I am grateful to the parishes in the Diocese of Lincoln, which have given sacrificially in support of their parochial and central schools. I am grateful to the many parents, who have also made sacrifices so that their children would receive a Catholic education, buying into the mission of Catholic schools. I am grateful to our benefactors who support our mission and help keep our schools affordable.

Lincoln Diocesan Catholic Schools have been blessed in abundant and profound ways. Aspects of our Catholic school system are truly unique in the United States at this time.

We are blessed to have an abundance of holy, intelligent and caring religious sisters who teach in our elementary and secondary schools. As Brides of Christ, these religious sisters teach our students with their words and witness to be good disciples and good citizens in our world.

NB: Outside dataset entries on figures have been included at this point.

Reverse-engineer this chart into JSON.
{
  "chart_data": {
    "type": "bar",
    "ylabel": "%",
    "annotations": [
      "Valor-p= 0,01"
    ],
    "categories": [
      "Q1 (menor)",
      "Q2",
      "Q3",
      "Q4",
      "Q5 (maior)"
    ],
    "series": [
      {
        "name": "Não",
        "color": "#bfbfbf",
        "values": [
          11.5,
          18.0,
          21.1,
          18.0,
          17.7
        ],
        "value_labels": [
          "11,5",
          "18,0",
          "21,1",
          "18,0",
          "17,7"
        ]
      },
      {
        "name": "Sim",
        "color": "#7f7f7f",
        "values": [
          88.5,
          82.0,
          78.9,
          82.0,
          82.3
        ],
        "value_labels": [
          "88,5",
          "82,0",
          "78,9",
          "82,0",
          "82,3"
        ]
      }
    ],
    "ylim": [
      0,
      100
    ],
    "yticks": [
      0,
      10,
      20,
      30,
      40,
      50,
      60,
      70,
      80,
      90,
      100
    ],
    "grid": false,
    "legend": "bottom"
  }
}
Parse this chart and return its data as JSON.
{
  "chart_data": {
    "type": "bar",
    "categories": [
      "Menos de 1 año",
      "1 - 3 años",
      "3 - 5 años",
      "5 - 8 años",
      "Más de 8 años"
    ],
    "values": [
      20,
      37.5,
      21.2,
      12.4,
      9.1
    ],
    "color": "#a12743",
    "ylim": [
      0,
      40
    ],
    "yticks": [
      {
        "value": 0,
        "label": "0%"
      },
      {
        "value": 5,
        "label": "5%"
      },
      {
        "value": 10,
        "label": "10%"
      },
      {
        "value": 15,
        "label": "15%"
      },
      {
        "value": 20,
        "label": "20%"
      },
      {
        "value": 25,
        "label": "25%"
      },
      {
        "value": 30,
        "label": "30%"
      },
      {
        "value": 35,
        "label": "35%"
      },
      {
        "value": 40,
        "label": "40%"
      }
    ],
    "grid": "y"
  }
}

The Diocese of Lincoln is also blessed with an abundance of priest-teachers. Many of our current priests themselves attended Catholic schools and were influenced in their own vocations through the witness of faithful and holy priests. When I speak with my brother bishops across the country, they are astounded to hear that most of the high school Theology classes in our diocese are taught by either a priest or religious sister.

We must remember that the many blessings in our Catholic schools come from God himself. All who are involved in Catholic schools must also strive to make them better academically, spiritually, culturally, and financially. 

I am pleased to announce an effort to continue to build on the legacy of strong, affordable Catholic education in the Diocese of Lincoln. The diocese will institute a new scholarship program across all Catholic schools, starting in the 2019-2020 school year.

Through the Good Shepherd Scholarship, the Diocese will balance the need to increase the sustainability of Catholic schools with a continued commitment to provide an excellent faith-based education to students of all income levels. By setting tuition to a standardized minimum across our schools and offering needs-based scholarships, the Diocese can continue to offer an affordable Catholic education to any child. 

This week, the Church celebrates Catholic Schools Week, and I am blessed to spend time each day visiting our Catholic schools. As I make these visits throughout the diocese I am truly edified by the quality of students in our Catholic schools. I see so much hope and promise in our future generations as Catholic schools form our students to be missionary disciples, bringing the light of Christ into our world.